Jair Minors

Personal information
- Date of birth: 31 May 1994 (age 31)
- Place of birth: Hamilton, Bermuda
- Height: 5 ft 9 in (1.75 m)
- Position: Forward

Team information
- Current team: Saint Louis Billikens
- Number: 17

College career
- Years: Team / Apps / (Gls)
- 2012–2016: Saint Louis Billikens / 52 / (4)

Senior career*
- Years: Team / Apps / (Gls)
- 2010–2011: Bermuda Hogges / 0 / (0)

International career^{‡}
- 2011: Bermuda U17 / 5 / (1)
- 2011–2013: Bermuda U20 / 4 / (0)
- 2016–: Bermuda / 1 / (0)

= Jair Minors =

Bermudian footballer (born 1994)

Jair Minors (born 31 May 1994) is a Bermudian footballer who plays as a forward for the Saint Louis Billikens and the Bermuda national team.

==Youth career==
In 2012, Jair Minors began play for the Saint Louis Billikens of the Atlantic 10 Conference. Since his freshman year in 2012, Minors has appeared in 35 games and has scored four goals in those games as a forward. Jair is currently in his senior year for the Billikens.

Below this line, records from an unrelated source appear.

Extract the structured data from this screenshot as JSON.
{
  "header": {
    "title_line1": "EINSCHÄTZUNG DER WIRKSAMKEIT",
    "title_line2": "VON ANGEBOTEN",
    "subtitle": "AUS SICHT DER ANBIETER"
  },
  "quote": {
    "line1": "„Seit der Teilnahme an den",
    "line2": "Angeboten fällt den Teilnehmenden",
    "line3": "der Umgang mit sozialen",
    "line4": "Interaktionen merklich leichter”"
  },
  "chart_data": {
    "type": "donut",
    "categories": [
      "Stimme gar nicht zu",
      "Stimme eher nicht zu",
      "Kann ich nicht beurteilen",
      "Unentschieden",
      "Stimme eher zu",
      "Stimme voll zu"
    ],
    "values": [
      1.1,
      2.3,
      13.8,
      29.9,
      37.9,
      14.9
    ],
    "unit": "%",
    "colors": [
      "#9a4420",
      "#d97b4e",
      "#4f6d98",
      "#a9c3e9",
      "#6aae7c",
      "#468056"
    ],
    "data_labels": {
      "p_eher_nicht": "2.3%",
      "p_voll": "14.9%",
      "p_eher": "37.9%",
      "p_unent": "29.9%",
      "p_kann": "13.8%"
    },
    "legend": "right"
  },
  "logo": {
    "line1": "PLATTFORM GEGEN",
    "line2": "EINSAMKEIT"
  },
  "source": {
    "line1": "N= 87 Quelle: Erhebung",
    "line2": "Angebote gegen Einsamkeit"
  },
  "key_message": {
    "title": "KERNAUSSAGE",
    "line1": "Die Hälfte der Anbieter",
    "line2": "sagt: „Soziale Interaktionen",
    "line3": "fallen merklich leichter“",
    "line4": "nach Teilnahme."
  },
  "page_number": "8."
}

He has been a solid performer for the Billikens due to, "elite speed", according to coach Mike McGinty.

==Club career==
In 2010 and 2011, Minors played soccer for the Bermuda Hogges of the Premier Developmental League where he played mainly as a forward and midfielder.

==International career==
Minors has capped multiple times for youth Bermuda national teams, U17 and U20, dating back to 2011. In 2016, he made his international debut for the Bermuda national team where he started and played 60 minutes in a 3–0 friendly loss to St. Kitts and Nevis national football team.